ARTIKEL I
De Regeling bodemkwaliteit wordt als volgt gewijzigd:
A
In artikel 2.1, eerste lid, onderdeel w, wordt ‘open bodemenergiesystemen’ vervangen
door: bodemenergiesystemen.
B
In bijlage C., behorende bij hoofdstuk 2, wordt bij categorie 19 in de tekst in de
kolom ‘Werkzaamheden’ ‘open bodemenergiesystemen’ vervangen door: bodemenergiesystemen.
ARTIKEL II
Deze regeling treedt in werking met ingang van 1 oktober 2013.
TOELICHTING
Deze regeling (hierna aangeduid als: wijzigingsregeling 3) heeft tot doel een fout
te herstellen in de Regeling bodemkwaliteit.
Bij de wijziging van de Regeling bodemkwaliteit van 26 augustus 2013 (hierna aangeduid
als: wijzigingsregeling 21) zijn werkzaamheden met betrekking tot bodemenergiesystemen aangewezen, waarvoor
bedrijven over een erkenning op grond van het Besluit bodemkwaliteit moeten beschikken
om ze te mogen uitvoeren. Wijzigingsregeling 2 zal op 1 oktober 2013 in werking treden.

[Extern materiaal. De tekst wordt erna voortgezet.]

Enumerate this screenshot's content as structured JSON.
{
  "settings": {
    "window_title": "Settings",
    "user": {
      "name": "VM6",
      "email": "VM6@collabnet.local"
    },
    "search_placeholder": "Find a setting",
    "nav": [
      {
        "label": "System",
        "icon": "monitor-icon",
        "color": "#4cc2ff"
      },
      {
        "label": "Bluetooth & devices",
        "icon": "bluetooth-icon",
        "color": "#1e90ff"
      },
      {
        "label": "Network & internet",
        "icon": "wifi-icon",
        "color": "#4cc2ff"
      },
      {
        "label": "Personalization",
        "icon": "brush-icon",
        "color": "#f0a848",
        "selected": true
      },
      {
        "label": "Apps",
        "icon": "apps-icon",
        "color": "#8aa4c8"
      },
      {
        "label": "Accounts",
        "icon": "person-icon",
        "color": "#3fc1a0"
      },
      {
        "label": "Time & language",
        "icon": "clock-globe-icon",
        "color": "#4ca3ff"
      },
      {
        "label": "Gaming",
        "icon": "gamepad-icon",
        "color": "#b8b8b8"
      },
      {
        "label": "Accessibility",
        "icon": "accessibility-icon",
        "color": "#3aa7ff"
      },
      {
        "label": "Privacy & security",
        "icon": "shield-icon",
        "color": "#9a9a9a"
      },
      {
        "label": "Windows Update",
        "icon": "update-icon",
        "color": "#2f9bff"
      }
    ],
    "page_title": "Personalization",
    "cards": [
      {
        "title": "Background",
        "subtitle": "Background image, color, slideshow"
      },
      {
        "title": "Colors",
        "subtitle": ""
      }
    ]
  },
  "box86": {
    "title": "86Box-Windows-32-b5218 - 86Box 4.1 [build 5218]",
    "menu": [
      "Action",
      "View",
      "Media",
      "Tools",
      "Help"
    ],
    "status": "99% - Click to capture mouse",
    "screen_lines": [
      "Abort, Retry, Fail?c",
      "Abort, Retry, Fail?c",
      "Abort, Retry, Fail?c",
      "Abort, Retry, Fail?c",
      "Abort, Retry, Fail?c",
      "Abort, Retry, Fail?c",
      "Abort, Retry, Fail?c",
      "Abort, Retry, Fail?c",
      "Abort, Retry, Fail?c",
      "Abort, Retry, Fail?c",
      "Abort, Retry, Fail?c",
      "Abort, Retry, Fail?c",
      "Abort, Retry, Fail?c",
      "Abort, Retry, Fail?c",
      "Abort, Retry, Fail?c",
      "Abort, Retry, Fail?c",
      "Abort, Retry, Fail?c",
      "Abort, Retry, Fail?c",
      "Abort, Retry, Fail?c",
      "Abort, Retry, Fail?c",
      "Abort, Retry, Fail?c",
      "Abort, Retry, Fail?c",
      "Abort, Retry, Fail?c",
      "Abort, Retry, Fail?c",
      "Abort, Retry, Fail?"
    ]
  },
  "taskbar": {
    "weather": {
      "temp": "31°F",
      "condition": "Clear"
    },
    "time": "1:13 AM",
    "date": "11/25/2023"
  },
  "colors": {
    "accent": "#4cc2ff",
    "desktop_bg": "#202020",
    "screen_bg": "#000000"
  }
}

Bij de wijziging van de Regeling bodemkwaliteit van 18 april 2013 (hierna aangeduid
als: wijzigingsregeling 12) waren met betrekking tot bodemenergiesystemen al normdocumenten aangewezen, die
de erkende bedrijven bij de uitvoering van de werkzaamheden moeten toepassen. De aanwijzing
betrof de normdocumenten die in bijlage C bij de Regeling bodemkwaliteit zijn genoemd
bij de categorieën 18 (voor werkzaamheden met betrekking tot het ondergrondse deel
van bodemenergiesystemen) en 19 (voor werkzaamheden met betrekking tot het bovengrondse
deel van bodemenergiesystemen). Wijzigingsregeling 1 is op 1 juli 2013 in werking
getreden.
In wijzigingsregeling 2 is de aanwijzing van de werkzaamheden met betrekking tot het
bovengrondse deel van bodemenergiesystemen ten onrechte beperkt gebleven tot open
bodemenergiesystemen. Het bij categorie 19 genoemde normdocument, de beoordelingsrichtlijn
BRL KBI 6000-21, heeft echter, anders dan de titel ‘energiecentrale met Warmte en
Koude Opslag (WKO)’ suggereert, ook betrekking op gesloten bodemenergiesystemen. Strikt
genomen wordt het begrip WKO alleen voor open bodemenergiesystemen gebruikt. Bij gesloten
bodemenergiesystemen wordt, anders dan bij open bodemenergiesystemen, geen warmte
en koude opgeslagen.
In de onderhavige regeling is de onterechte beperking van de aanwijzing van werkzaamheden
tot open bodemenergiesystemen hersteld. Hierdoor moeten bedrijven voor alle bodemenergiesystemen
een erkenning hebben om werkzaamheden met betrekking tot het bovengrondse deel van
de systemen te mogen verrichten.
Doordat wijzigingsregeling 3 tegelijkertijd met wijzigingsregeling 2 in werking treedt,
met ingang van 1 oktober 2013, heeft de fout geen gevolgen voor de praktijk. Bedrijven
hoeven overigens pas met ingang van 1 oktober 2014 over een erkenning voor het verrichten
van de aangewezen werkzaamheden met betrekking tot bodemenergiesystemen te beschikken.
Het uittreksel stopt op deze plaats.